そして「今日の稼ぎ」と言って僕は紙幣の束を清美に渡した。
「へー、今日はカモが多かったのね!」
「最後に一番得意なヤツを引っ掛けてさ」
「あ!また有りもしない法律とか持ち出した?」
「まぁ少し」
「たまたま今日は好物にしたよー。しかも、あたしも知らなかったんだけど、今年の1月から牛肉のランクにA6が追加されてたのよー!」
「そんなのねぇよ」
これは嘘だ。
ダイニングテーブルを見ると、国産A5の牛肉が綺麗な皿に盛り付けられていた。
「今日はね、キッチン・マダラのシェフに焼いて貰ったの」
「マジか!直ぐ食う!」
これは本当らしい。焼き加減がマダラそのものだった。
まだ湯気が消えない牛肉を前に、椅子に座りながらフォークを指して口に運ぶ。
そして僕は叫んだ。
「うっめー!!」
僕は心の中で感謝していた。
ある一部の事だけに長けた、偏った知識だけで金持ちになった人に。
いつもスマホでニュースを見ているのに、本質までは理解していない人に。
そして自分は凄いと思っている人ほど、自分より凄いと勘違いしてしまう話術が自分にあることに。
「ワイン、どうぞ」
僕はまた叫んでいた。
「うめー!」
「もー。
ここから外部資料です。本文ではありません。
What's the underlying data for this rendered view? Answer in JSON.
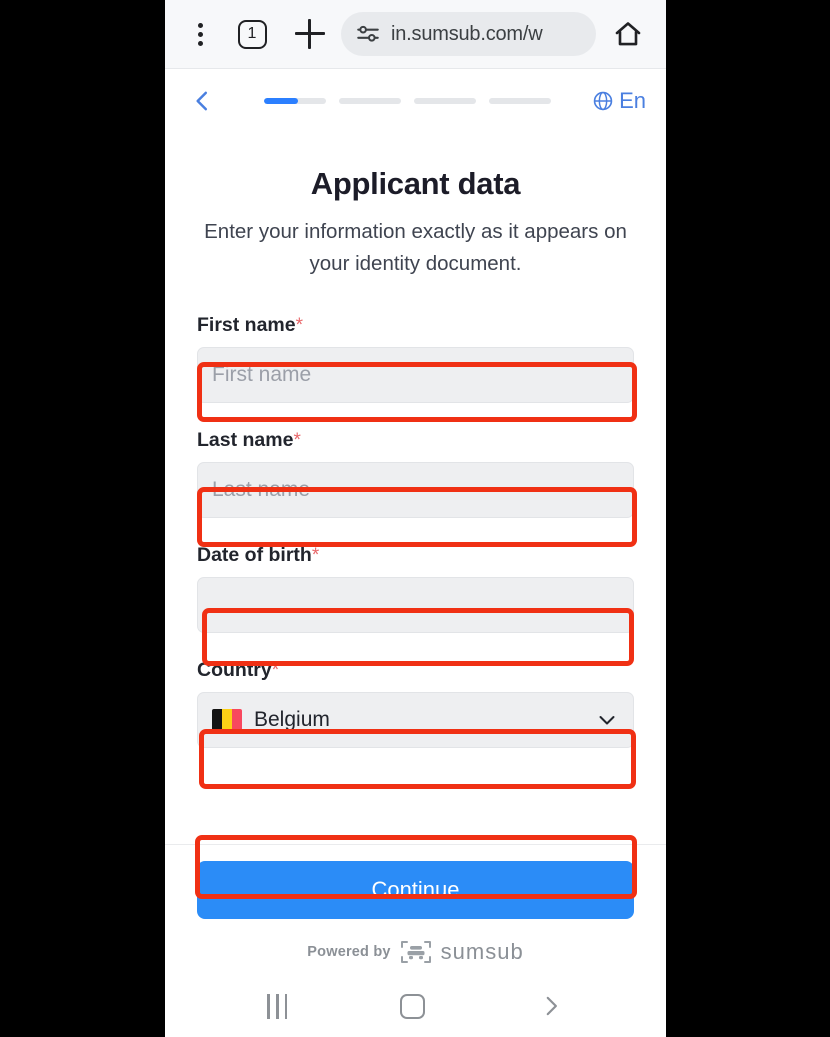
{
  "browser": {
    "menu_icon": "three-dots-icon",
    "tab_count": "1",
    "new_tab_icon": "plus-icon",
    "site_info_icon": "permissions-tune-icon",
    "url": "in.sumsub.com/w",
    "home_icon": "home-icon"
  },
  "stepbar": {
    "back_icon": "chevron-left-icon",
    "globe_icon": "globe-icon",
    "language": "En",
    "progress": {
      "segments": 4,
      "fill_percent": [
        55,
        0,
        0,
        0
      ],
      "active_color": "#2b7fff",
      "track_color": "#e4e6e9"
    }
  },
  "main": {
    "title": "Applicant data",
    "subtitle": "Enter your information exactly as it appears on your identity document.",
    "fields": [
      {
        "label": "First name",
        "required_mark": "*",
        "type": "text",
        "placeholder": "First name",
        "value": ""
      },
      {
        "label": "Last name",
        "required_mark": "*",
        "type": "text",
        "placeholder": "Last name",
        "value": ""
      },
      {
        "label": "Date of birth",
        "required_mark": "*",
        "type": "date",
        "placeholder": "",
        "value": ""
      },
      {
        "label": "Country",
        "required_mark": "*",
        "type": "select",
        "placeholder": "",
        "value": "Belgium",
        "flag": "belgium-flag-icon",
        "flag_colors": [
          "#141414",
          "#fcd116",
          "#f8485e"
        ],
        "chevron_icon": "chevron-down-icon"
      }
    ]
  },
  "cta": {
    "continue_label": "Continue",
    "accent_color": "#2b8cf7"
  },
  "footer": {
    "powered_by": "Powered by",
    "brand": "sumsub",
    "logo_icon": "sumsub-logo-icon"
  },
  "navbar": {
    "recents_icon": "recents-icon",
    "home_icon": "home-square-icon",
    "back_icon": "chevron-right-back-icon"
  },
  "annotations": {
    "highlight_color": "#f03014",
    "boxes": [
      {
        "target": "first-name-input"
      },
      {
        "target": "last-name-input"
      },
      {
        "target": "date-of-birth-input"
      },
      {
        "target": "country-select"
      },
      {
        "target": "continue-button"
      }
    ]
  }
}
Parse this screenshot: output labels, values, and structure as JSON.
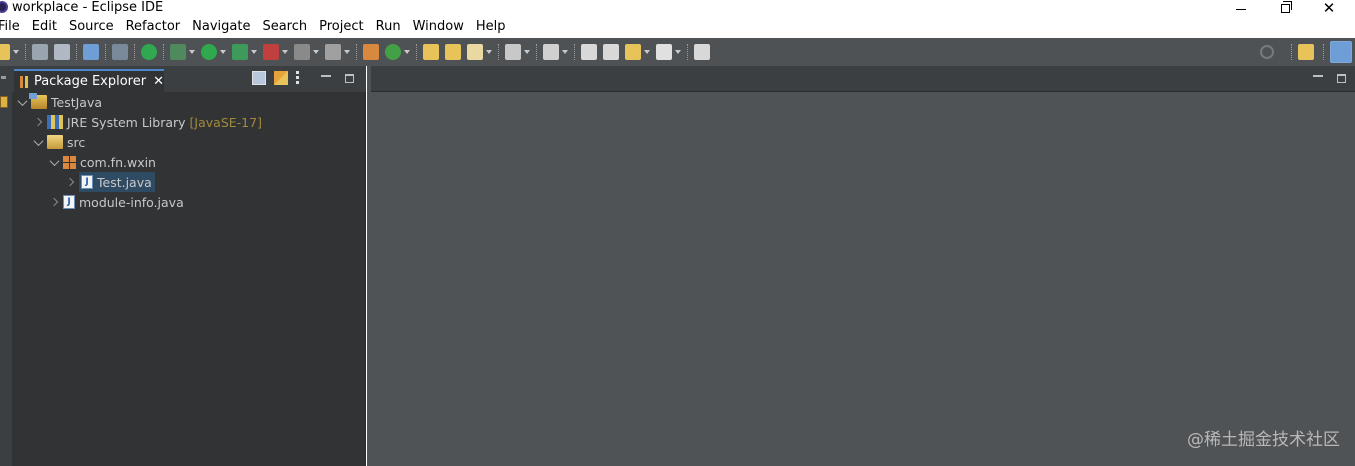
{
  "window": {
    "title": "workplace - Eclipse IDE",
    "controls": {
      "minimize": "—",
      "restore": "❐",
      "close": "✕"
    }
  },
  "menu": [
    "File",
    "Edit",
    "Source",
    "Refactor",
    "Navigate",
    "Search",
    "Project",
    "Run",
    "Window",
    "Help"
  ],
  "package_explorer": {
    "tab_label": "Package Explorer",
    "close_glyph": "✕",
    "tools": [
      "collapse-all-icon",
      "link-with-editor-icon",
      "view-menu-icon",
      "minimize-icon",
      "maximize-icon"
    ],
    "tree": {
      "project": "TestJava",
      "jre": {
        "label": "JRE System Library",
        "decoration": "[JavaSE-17]"
      },
      "src": "src",
      "package": "com.fn.wxin",
      "file_selected": "Test.java",
      "file_module": "module-info.java"
    }
  },
  "watermark": "@稀土掘金技术社区",
  "colors": {
    "toolbar": "#4e5254",
    "panel": "#313335",
    "editor": "#505356",
    "selection": "#2f4a63",
    "accent": "#4a88c7"
  }
}
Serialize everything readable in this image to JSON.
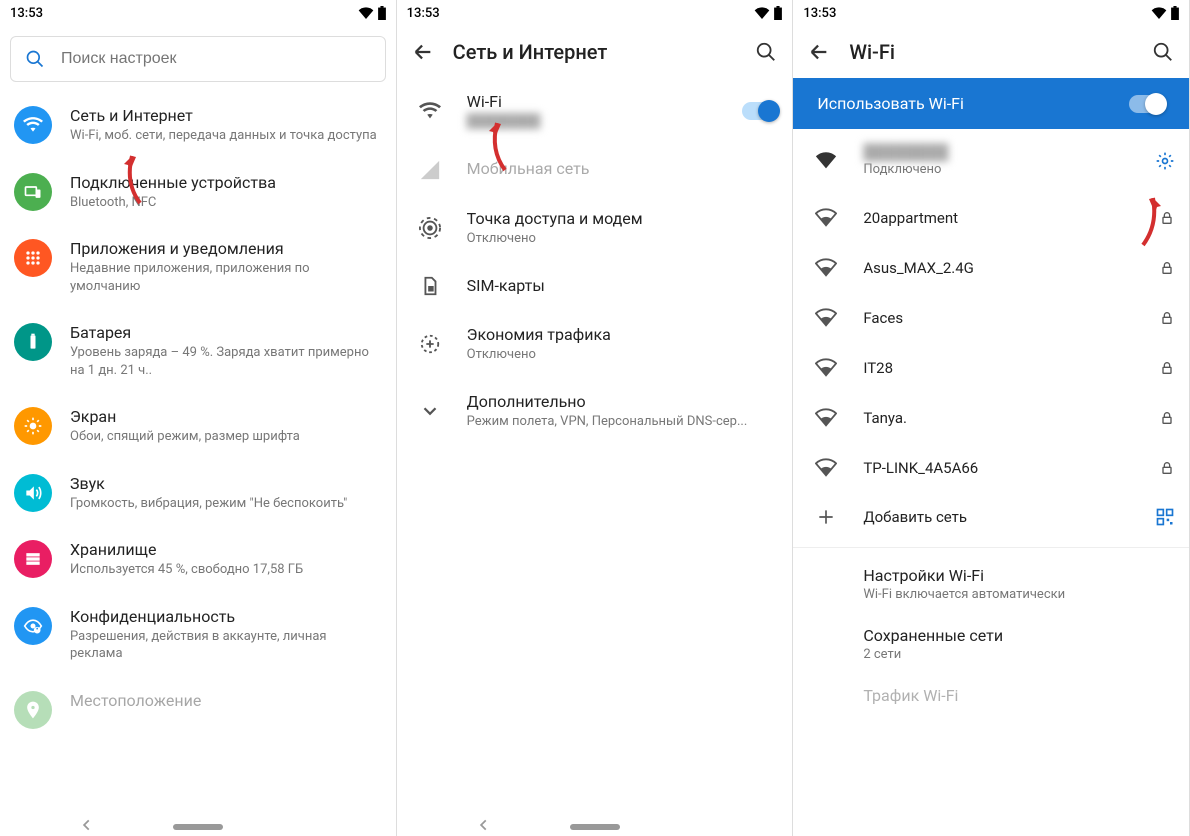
{
  "status": {
    "time": "13:53"
  },
  "panel1": {
    "search_placeholder": "Поиск настроек",
    "items": [
      {
        "title": "Сеть и Интернет",
        "subtitle": "Wi-Fi, моб. сети, передача данных и точка доступа",
        "color": "#2196f3",
        "icon": "wifi"
      },
      {
        "title": "Подключенные устройства",
        "subtitle": "Bluetooth, NFC",
        "color": "#4caf50",
        "icon": "devices"
      },
      {
        "title": "Приложения и уведомления",
        "subtitle": "Недавние приложения, приложения по умолчанию",
        "color": "#ff5722",
        "icon": "apps"
      },
      {
        "title": "Батарея",
        "subtitle": "Уровень заряда – 49 %. Заряда хватит примерно на 1 дн. 21 ч..",
        "color": "#009688",
        "icon": "battery"
      },
      {
        "title": "Экран",
        "subtitle": "Обои, спящий режим, размер шрифта",
        "color": "#ff9800",
        "icon": "display"
      },
      {
        "title": "Звук",
        "subtitle": "Громкость, вибрация, режим \"Не беспокоить\"",
        "color": "#00bcd4",
        "icon": "sound"
      },
      {
        "title": "Хранилище",
        "subtitle": "Используется 45 %, свободно 17,58 ГБ",
        "color": "#e91e63",
        "icon": "storage"
      },
      {
        "title": "Конфиденциальность",
        "subtitle": "Разрешения, действия в аккаунте, личная реклама",
        "color": "#2196f3",
        "icon": "privacy"
      },
      {
        "title": "Местоположение",
        "subtitle": "",
        "color": "#4caf50",
        "icon": "location"
      }
    ]
  },
  "panel2": {
    "header": "Сеть и Интернет",
    "items": [
      {
        "title": "Wi-Fi",
        "subtitle": "",
        "icon": "wifi",
        "toggle": true
      },
      {
        "title": "Мобильная сеть",
        "subtitle": "",
        "icon": "sim-dim",
        "disabled": true
      },
      {
        "title": "Точка доступа и модем",
        "subtitle": "Отключено",
        "icon": "hotspot"
      },
      {
        "title": "SIM-карты",
        "subtitle": "",
        "icon": "sim"
      },
      {
        "title": "Экономия трафика",
        "subtitle": "Отключено",
        "icon": "datasaver"
      },
      {
        "title": "Дополнительно",
        "subtitle": "Режим полета, VPN, Персональный DNS-сер...",
        "icon": "expand"
      }
    ]
  },
  "panel3": {
    "header": "Wi-Fi",
    "use_wifi": "Использовать Wi-Fi",
    "connected": {
      "name": "",
      "status": "Подключено"
    },
    "networks": [
      {
        "name": "20appartment",
        "locked": true
      },
      {
        "name": "Asus_MAX_2.4G",
        "locked": true
      },
      {
        "name": "Faces",
        "locked": true
      },
      {
        "name": "IT28",
        "locked": true
      },
      {
        "name": "Tanya.",
        "locked": true
      },
      {
        "name": "TP-LINK_4A5A66",
        "locked": true
      }
    ],
    "add_network": "Добавить сеть",
    "sections": [
      {
        "title": "Настройки Wi-Fi",
        "sub": "Wi-Fi включается автоматически"
      },
      {
        "title": "Сохраненные сети",
        "sub": "2 сети"
      },
      {
        "title": "Трафик Wi-Fi",
        "sub": ""
      }
    ]
  }
}
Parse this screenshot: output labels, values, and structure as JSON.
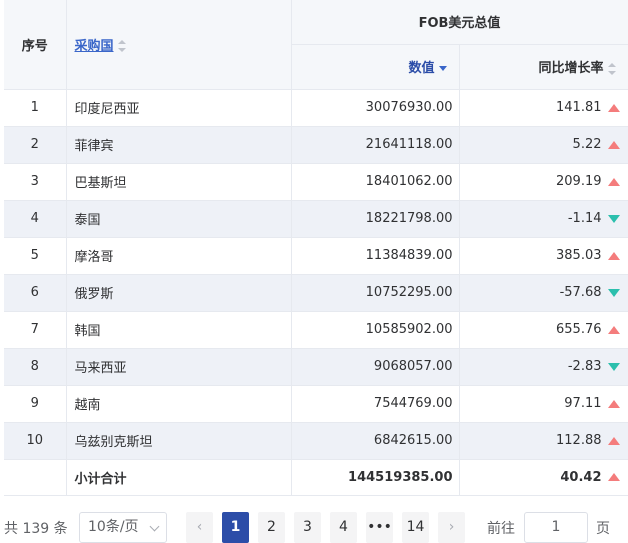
{
  "table": {
    "headers": {
      "index": "序号",
      "country": "采购国",
      "group": "FOB美元总值",
      "value": "数值",
      "growth": "同比增长率"
    },
    "rows": [
      {
        "index": "1",
        "country": "印度尼西亚",
        "value": "30076930.00",
        "growth": "141.81",
        "trend": "up"
      },
      {
        "index": "2",
        "country": "菲律宾",
        "value": "21641118.00",
        "growth": "5.22",
        "trend": "up"
      },
      {
        "index": "3",
        "country": "巴基斯坦",
        "value": "18401062.00",
        "growth": "209.19",
        "trend": "up"
      },
      {
        "index": "4",
        "country": "泰国",
        "value": "18221798.00",
        "growth": "-1.14",
        "trend": "down"
      },
      {
        "index": "5",
        "country": "摩洛哥",
        "value": "11384839.00",
        "growth": "385.03",
        "trend": "up"
      },
      {
        "index": "6",
        "country": "俄罗斯",
        "value": "10752295.00",
        "growth": "-57.68",
        "trend": "down"
      },
      {
        "index": "7",
        "country": "韩国",
        "value": "10585902.00",
        "growth": "655.76",
        "trend": "up"
      },
      {
        "index": "8",
        "country": "马来西亚",
        "value": "9068057.00",
        "growth": "-2.83",
        "trend": "down"
      },
      {
        "index": "9",
        "country": "越南",
        "value": "7544769.00",
        "growth": "97.11",
        "trend": "up"
      },
      {
        "index": "10",
        "country": "乌兹别克斯坦",
        "value": "6842615.00",
        "growth": "112.88",
        "trend": "up"
      }
    ],
    "total": {
      "label": "小计合计",
      "value": "144519385.00",
      "growth": "40.42",
      "trend": "up"
    }
  },
  "pagination": {
    "total_text": "共 139 条",
    "page_size": "10条/页",
    "pages": [
      "1",
      "2",
      "3",
      "4",
      "•••",
      "14"
    ],
    "current": "1",
    "goto_label": "前往",
    "goto_value": "1",
    "goto_unit": "页",
    "prev_icon": "chevron-left-icon",
    "next_icon": "chevron-right-icon"
  },
  "colors": {
    "up": "#f47c7c",
    "down": "#2bbfad",
    "accent": "#2c4da8",
    "stripe": "#eef1f7"
  }
}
でも本当に赤ワインはこれでいいの?ボールドーとかじゃなくていいの?」
「いやいや、アルプスが一番好きなの!」
「あっそ。でもさ、スマホの電源ボタン押しながら画面触るとフラッシュが光るやつ、私にもくれない?」
「はぁーお前はいらないだろ」
「なんでよー!あとあれ、画面見られたらボイスレコーダーで録音してました的な壁紙も」
「3万で1年レンタルしてやる。てか、お前の手口は俺とは違うだろ?」
「もーっ!ケチケチケチケチ!!」と清美は笑顔で叫んだ。
僕も少しのワインで酔っていたのか、叫んでしまった。